If you are old enough to remember Mitzi Gaynor singing “I’m going to wash that man right out of my hair”, in the musical South Pacific, then this is a must-see beach. This is a beautiful beach, BUT don’t swim here. The waters are treacherous most of the time.
Below is a group of beaches which we do not often frequent but which are in the area and may be of interest.
The Guidebook and a significant walk are required to visit this beach. It offers a very long sandy beach, which is great for walking, with a view of the Kilauea lighthouse, at the eastern end of the beach. The waters can be rough and not safe for swimming. Nude bathing is illegal, in Kauai, but you may run into law breakers on this beach.
Hanakapi’ai Beach is located 2 miles into the Kalalau Trail from Ke’e Beach. This beach, with its sea cave are worth the hike, but crossing the Hanakapi’ai River can be treacherous and swimming is typically out of the question. Don’t swim here! A reservation is required to visit Ke’e Beach and take this hike.

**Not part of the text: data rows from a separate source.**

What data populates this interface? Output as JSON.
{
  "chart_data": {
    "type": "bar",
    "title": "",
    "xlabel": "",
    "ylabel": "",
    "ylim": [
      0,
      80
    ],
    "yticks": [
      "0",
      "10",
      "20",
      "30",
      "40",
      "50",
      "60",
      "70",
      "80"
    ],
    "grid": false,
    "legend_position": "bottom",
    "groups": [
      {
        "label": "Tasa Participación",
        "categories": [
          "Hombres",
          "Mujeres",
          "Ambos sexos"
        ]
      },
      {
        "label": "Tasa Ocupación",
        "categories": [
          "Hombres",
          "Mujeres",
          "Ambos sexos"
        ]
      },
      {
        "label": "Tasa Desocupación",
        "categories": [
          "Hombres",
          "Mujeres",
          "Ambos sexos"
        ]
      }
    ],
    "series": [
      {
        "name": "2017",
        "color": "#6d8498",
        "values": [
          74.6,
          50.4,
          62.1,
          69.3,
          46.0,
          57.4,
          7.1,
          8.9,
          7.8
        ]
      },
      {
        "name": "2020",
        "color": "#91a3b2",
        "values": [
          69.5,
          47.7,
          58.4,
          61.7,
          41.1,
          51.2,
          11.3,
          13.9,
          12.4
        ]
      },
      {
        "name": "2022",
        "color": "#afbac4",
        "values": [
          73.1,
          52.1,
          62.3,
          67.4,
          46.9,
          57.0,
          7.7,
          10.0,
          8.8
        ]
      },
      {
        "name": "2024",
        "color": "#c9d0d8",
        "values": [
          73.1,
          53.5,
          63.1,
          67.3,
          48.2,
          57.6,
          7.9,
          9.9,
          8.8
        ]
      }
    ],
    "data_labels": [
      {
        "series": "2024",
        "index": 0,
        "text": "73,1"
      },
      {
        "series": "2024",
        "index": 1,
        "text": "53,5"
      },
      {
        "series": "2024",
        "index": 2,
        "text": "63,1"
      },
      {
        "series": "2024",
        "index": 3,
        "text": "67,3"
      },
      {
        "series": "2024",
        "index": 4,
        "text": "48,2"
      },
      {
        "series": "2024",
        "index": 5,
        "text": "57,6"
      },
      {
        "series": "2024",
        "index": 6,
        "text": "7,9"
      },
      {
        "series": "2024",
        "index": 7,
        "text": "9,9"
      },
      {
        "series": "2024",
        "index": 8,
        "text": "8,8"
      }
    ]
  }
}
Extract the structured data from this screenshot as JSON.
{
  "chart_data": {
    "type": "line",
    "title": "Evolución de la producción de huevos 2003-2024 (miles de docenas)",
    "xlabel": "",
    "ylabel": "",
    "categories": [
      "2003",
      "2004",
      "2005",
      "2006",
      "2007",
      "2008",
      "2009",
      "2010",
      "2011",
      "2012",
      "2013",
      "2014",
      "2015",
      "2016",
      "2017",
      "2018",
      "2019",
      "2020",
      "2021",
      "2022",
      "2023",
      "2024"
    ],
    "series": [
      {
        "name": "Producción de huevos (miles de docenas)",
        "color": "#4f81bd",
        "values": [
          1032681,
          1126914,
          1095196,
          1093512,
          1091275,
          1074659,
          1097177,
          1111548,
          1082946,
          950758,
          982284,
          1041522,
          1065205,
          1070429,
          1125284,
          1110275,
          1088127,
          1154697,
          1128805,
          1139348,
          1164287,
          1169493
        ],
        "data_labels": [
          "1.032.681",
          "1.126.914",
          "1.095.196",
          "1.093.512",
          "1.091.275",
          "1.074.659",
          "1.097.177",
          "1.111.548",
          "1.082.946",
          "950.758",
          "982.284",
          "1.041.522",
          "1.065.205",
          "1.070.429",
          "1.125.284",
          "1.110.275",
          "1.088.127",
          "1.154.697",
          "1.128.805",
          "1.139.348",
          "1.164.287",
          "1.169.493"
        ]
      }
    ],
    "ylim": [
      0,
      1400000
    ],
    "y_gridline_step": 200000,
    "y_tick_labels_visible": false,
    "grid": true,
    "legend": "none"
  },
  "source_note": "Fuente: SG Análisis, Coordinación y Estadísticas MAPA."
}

This beach can be found after walking two (2) miles, on the Kalalau Trail, along the Na Pali coast, from Kee Beach (see “Activities). It is a cool and welcomed respite from your hike. BUT don’t swim at this extremely treacherous beach. If you follow the river, up the canyon, for another two (2) miles, you will find the Hanakapi’ai falls. This is a strenuous hike, but, if you are up to it, you will find it rewarding. You can swim in the pool, at the base of the falls, but be careful, because rocks and branches will be washed over the falls. If you take this hike, prepare for it with the proper clothing, water/food, camera (in a plastic bag), and time to make and enjoy the sights.